The poor impact of the summer signings
Victor Wanyama came to us from Southampton in June 201. There were those who wondered where he would feature ? The manager knew that it was essential to bulk up because the Champions League would place so many more demands upon his squad and the increased competition for places would also be no bad thing. Wanyama has routinely cut an imposing figure. But what of the other new boys? To put it bluntly, they have done little to push the team forward. Vincent Janssen has flickered, he remains without a goal in open play and I hope is not another Roberto Soldado.
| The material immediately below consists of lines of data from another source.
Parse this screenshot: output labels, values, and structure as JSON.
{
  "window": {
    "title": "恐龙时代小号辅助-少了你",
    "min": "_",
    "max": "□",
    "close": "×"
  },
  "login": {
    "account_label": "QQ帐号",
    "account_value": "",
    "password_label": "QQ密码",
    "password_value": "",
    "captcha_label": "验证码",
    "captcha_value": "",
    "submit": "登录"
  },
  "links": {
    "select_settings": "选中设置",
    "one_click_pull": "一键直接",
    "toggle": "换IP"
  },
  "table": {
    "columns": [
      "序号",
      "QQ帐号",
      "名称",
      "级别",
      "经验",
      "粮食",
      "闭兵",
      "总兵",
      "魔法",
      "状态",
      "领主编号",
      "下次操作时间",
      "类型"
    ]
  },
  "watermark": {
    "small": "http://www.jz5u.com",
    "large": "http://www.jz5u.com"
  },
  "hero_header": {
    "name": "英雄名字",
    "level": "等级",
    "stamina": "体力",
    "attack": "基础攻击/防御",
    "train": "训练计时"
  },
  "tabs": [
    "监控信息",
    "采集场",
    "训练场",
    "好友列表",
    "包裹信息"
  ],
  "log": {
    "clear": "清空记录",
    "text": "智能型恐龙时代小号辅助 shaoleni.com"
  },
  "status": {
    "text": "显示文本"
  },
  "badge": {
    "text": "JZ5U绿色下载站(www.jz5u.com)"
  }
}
Georges-Kévin Nkoudou was signed to provide a game-changing option on the wings but the Gaffer has only trusted him with very limited playing time and he still remains a question mark. Moussa Sissoko. The £30m midfielder who is now the highest earner at Spurs with weekly wages reported to be 100K has shown us absolutely nothing so far and by the looks of things another big purchase mistake.
The lack of creativity and poor form.
Those players who excelled last season have by no means reached last season’s form. Erkisen, Dembele, Dier, Lamela to name a few. Even our most promising youngster Ali has so far failed to hit top form. The creativity is missing this season and if a considerable improvement is not reached then I fear that CL football will not be within our reach.
The new stadium
We should all be proud once the new stadium has been completed. From what I have seen so far it will be a GEM of a stadium. However by building a Stadium we have to borrow money and that will be the catalyst for the next years to come. Spending on players will be reduced. Wages will freeze and not exceed the 100K weekly figure. We might even loose players because of the wage freeze. So be prepared for a dull few seasons with mid table positions and no silverware for the time being. All this to a good cause though. That day will come when the Glory days will once again return to whatever the new stadium will be called. WHL will surely be missed. Prospects for a protagonist Spurs team will return with a BIG BANG but not before 2020/2021 season.